MitoBloCK-1 impairs substrate binding by the Tim9-Tim10 complex. (A) AAC was imported into mitochondria isolated from TIM10, tim10-1, and suppressor tim10-1 tim9S strains in the presence and absence of a Δψ. Where indicated, MitoBloCK-1 was included in the tim10-1 tim9S mitochondria. After importing AAC 15 min, reactions were stopped with either cold buffer or trypsin (protease). (B) AAC was imported into tim10-1 tim9S mitochondria in the presence of 25 μM MitoBloCK-1 or uncoupled mitochondria (lanes 1–3), A fraction of the import reaction was treated with the irreversible cysteine cross-linker bismaleimidohexane (BMH) (lanes 4–6). BMH-treated samples were divided and aliquots were subjected to immunoprecipitation (IP) with either Tim22 (22), Tom40 (40), or Tim9 (9) polyclonal antibodies bound to protein A-Sepharose beads (lanes 7–12).
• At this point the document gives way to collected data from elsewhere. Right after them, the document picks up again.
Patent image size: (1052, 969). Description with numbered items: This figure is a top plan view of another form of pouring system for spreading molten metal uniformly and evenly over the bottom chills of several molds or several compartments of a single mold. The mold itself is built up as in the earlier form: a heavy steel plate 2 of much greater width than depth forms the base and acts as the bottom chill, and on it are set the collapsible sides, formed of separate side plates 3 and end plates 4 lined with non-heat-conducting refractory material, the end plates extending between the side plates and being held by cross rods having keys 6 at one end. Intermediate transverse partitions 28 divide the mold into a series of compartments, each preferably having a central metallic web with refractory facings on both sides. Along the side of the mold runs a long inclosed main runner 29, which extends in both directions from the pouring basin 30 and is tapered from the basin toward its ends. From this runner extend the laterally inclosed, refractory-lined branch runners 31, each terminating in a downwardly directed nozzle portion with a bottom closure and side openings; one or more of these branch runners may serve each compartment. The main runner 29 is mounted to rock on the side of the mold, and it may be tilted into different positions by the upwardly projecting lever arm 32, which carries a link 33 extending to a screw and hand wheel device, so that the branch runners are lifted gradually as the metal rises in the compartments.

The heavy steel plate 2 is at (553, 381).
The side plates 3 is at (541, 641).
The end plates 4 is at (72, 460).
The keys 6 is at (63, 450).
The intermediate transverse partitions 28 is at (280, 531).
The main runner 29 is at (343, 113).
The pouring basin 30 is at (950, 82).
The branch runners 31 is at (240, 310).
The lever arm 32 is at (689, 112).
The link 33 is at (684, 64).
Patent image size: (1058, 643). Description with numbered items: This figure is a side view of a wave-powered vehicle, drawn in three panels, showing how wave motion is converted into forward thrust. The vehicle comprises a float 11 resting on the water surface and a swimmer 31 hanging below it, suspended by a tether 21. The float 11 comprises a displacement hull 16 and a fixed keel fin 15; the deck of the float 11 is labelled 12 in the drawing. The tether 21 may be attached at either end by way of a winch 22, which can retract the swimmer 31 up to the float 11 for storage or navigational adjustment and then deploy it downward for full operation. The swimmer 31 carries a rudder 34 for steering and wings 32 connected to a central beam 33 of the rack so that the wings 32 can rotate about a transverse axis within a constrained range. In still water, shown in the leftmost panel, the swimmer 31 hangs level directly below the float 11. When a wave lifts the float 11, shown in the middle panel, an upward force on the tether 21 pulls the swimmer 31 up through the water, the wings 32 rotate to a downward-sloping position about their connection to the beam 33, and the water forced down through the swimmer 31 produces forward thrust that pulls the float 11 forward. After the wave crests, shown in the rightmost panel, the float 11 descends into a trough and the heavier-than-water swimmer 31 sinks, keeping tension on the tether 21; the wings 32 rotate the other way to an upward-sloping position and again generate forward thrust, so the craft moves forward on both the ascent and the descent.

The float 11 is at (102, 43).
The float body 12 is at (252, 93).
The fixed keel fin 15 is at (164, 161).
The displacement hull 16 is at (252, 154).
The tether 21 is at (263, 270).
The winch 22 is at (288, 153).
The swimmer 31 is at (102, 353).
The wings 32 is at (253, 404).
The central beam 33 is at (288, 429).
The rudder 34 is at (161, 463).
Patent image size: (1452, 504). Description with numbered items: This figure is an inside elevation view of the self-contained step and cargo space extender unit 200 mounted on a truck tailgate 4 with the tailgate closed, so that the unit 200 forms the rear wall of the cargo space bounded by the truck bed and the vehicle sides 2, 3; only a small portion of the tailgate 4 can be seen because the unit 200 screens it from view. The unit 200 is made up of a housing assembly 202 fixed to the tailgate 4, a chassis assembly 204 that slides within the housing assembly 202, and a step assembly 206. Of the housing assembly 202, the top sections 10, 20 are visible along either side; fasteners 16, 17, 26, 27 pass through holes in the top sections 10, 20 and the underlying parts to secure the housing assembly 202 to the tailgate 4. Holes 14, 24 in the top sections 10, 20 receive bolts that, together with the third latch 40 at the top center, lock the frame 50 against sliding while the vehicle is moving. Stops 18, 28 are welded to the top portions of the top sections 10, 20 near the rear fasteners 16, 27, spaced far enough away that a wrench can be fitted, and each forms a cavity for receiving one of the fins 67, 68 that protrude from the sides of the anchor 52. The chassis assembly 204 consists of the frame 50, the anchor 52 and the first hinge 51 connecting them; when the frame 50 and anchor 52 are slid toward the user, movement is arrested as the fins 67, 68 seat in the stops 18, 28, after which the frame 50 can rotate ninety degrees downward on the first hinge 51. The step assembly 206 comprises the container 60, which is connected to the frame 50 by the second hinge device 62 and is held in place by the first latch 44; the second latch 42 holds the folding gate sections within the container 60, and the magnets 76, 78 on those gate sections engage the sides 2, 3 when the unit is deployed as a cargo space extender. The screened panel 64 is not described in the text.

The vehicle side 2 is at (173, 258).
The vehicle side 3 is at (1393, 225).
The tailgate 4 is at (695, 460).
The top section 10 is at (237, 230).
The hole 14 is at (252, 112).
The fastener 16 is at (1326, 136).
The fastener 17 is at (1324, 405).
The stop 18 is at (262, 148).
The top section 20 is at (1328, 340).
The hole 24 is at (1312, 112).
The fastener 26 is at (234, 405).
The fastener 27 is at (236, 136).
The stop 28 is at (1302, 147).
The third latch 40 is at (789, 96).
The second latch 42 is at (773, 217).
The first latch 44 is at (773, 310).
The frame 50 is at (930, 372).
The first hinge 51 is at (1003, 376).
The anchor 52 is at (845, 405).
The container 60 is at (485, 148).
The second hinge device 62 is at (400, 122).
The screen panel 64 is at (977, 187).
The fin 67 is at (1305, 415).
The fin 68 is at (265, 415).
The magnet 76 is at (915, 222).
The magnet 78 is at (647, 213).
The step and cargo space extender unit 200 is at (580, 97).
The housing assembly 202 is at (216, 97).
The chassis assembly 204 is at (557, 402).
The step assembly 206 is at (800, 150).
In addition to the previously characterized Tim9-AAC cross-link, a second cross-link of approximately 55 kD (denoted by *) was prevalent in the MitoBloCK-1 and BMH treated sample (lane 6).

Fig. 5.

MitoBloCK-1 facilitates substrate specificity analysis. Tim22 (A), Tim23 (B), and Tafazzin (C) were imported into tim10-1 tim9S mitochondria in the presence of MitoBloCK-1 or the vehicle (1% DMSO) followed by carbonate extraction to confirm insertion into the membrane.

Fig. 6.

MitoBloCK-1 activity is influenced by specific chemical characteristics and inhibits AAC imported into mammalian mitochondria. (A) Analogs of MitobloCK-1 were purchased from Chembridge and assayed in import assays with radiolabled AAC as previously described. (B) AAC was imported into isolated mouse liver mitochondria in the presence of 25 μM MitoBloCK-1 as in Fig. 3A. (C) Model of MitoBloCK-1 activity from experimental evidence. See text for more details.